Accadde il 26 gennaio: nel 1963 Pescara raggiunse la ragguardevole temperatura di -12,6°C. Nel 2005 cadono 20cm di neve a Ragusa e nevica ad Agrigento.
SITUAZIONE: entro un ben strutturato canale depressionario aperto tra l’Islanda e il Mediterraneo occidentale scorrono diversi sistemi nuvolosi. Uno di questi, alimentato da un minimo secondario in approfondimento sul mar Ligure e in successivo trasferimento verso il Tirreno e le nostre regioni centro-meridionali, mette a stretto contatto aria mite di origine mediterranea con aria più fredda di estrazione nord-atlantica. Ne nasce una perturbazione che oggi interesserà pressochè la totalità delle nostre regioni.
EVOLUZIONE: l’aria fredda di tipo polare marittimo che affluirà al seguito del passaggio di detta perturbazione determinerà un temporaneo aumento della pressione sul Mediterraneo e sull’Europa occidentali. Nei prossimi giorni verrà pertanto a crearsi una sorta di limbo, con una nuvolosità che, dopo aver indugiato sulle nostre regioni meridionali fino a mercoledì, tenderà a lasciar spazio a rasserenamenti sempre più convinti a partire dal nord. La tregua potrebbe dilungarsi anche per il prossimo weekend, ma in questo caso saranno da mettere in conto le nebbie in pianura al nord.
VENTO: il veloce transito del minimo depressionario a partire dal golfo Ligure verso la Corsica, quindi sul Tirreno centrale, le nostre regioni centrali e il basso Adriatico, segnerà la successiva rotazione ciclonica dei venti, a moderati a forti su tutti i nostri mari. In cattive condizioni in particolare i bacini circostanti la Sardegna, l’intero bacino tirrenico, i mari attorno alla Sicilia e lo basso Jonio al largo.
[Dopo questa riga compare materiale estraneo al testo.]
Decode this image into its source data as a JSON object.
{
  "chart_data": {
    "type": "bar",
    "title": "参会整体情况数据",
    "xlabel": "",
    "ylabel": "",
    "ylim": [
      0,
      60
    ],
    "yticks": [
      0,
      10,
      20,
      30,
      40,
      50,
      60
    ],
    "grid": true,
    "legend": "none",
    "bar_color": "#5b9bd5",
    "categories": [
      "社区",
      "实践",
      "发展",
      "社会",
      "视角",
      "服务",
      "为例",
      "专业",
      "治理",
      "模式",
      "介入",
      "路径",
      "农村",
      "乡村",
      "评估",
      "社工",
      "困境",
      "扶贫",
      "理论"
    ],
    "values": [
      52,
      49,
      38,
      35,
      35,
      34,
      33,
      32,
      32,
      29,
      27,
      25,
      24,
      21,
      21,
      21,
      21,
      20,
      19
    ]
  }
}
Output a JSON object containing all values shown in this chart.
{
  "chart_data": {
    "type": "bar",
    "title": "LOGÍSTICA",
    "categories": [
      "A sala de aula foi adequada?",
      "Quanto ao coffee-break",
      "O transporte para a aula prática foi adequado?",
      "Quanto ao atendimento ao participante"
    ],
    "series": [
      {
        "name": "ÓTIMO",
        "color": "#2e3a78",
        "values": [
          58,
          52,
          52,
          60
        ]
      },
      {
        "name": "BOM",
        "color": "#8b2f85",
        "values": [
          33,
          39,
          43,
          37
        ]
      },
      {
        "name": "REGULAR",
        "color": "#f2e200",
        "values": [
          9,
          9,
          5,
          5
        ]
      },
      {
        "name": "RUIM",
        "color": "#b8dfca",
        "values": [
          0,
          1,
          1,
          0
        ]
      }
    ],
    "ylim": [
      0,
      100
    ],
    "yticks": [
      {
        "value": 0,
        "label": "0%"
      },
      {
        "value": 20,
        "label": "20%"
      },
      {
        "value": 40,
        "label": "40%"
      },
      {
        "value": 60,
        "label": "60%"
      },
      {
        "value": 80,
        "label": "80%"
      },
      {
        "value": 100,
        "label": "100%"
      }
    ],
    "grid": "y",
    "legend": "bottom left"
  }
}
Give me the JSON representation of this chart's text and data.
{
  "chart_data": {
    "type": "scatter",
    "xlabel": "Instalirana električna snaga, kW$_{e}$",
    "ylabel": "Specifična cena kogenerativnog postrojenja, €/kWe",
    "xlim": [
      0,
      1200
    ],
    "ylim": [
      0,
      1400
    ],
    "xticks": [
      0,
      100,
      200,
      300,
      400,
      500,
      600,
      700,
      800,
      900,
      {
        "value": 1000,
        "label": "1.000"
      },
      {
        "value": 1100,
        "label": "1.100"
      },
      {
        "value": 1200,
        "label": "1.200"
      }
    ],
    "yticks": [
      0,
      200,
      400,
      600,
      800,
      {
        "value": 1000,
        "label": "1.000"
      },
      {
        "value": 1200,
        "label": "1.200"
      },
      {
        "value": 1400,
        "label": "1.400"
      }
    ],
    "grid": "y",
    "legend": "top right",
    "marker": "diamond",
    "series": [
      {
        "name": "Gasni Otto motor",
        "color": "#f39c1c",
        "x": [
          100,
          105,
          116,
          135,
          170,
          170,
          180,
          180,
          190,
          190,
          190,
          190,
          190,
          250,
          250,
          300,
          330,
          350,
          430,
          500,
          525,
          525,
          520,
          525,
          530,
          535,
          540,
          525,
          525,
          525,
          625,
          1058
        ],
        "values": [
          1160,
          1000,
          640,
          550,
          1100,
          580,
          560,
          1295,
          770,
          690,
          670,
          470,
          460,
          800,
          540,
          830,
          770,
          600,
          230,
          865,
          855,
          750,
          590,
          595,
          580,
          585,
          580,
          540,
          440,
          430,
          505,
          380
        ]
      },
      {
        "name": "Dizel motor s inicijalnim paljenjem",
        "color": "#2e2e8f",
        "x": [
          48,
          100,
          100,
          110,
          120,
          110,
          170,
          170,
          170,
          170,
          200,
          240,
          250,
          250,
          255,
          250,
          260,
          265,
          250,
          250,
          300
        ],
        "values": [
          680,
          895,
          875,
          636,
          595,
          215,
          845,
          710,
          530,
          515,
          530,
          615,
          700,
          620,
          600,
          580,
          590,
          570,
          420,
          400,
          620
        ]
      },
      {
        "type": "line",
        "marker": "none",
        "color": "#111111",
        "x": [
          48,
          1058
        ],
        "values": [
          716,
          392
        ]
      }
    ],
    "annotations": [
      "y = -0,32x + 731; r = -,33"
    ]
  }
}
OGGI: ventaglio nuvoloso in estensione a compasso sull’Italia, con precipitazioni in arrivo dalla tarda mattinata su Piemonte, Liguria, bassa pianura lombardo-veneta, Emilia Romagna, Sardegna e regioni centrali tirreniche. Deboli e intermittenti nevicate fin sul fondovalle aostano. Neve a tratti fino al piano sul basso Piemonte, versanti padani dell’Appennino Ligure, pavese, piacentino, mista a pioggia su bassa milanese e restanti settori emiliani, oltre i 700-800m sui versanti marittimi dell’Appennino Ligure. Asciutto sulle Alpi centro-orientali con qualche schiarita in Alto Adige. Fenomeni in eestensione nel pomeriggio anche alle centrali adriatiche e al sud, con rovesci lungo il versante tirrenico. Venti forti da WNW, specie su isole Maggiori e regioni tirreniche, con rispettivi bacini agitati. Temperature massime in lieve calo.
DOMANI: tendenza a schiarite al nord-ovest, ancora nubi sul resto d’Italia con precipitazioni intermittenti, nevose al nord-est intorno a 800m, sull’Appennino emiliano oltre i 600-700m, fin verso i 1000-1200m sui rimanenti settori appenninici. Lenta attenuazione dei fenomeni in serata, lieve calo delle temperature e affievolimento dei venti.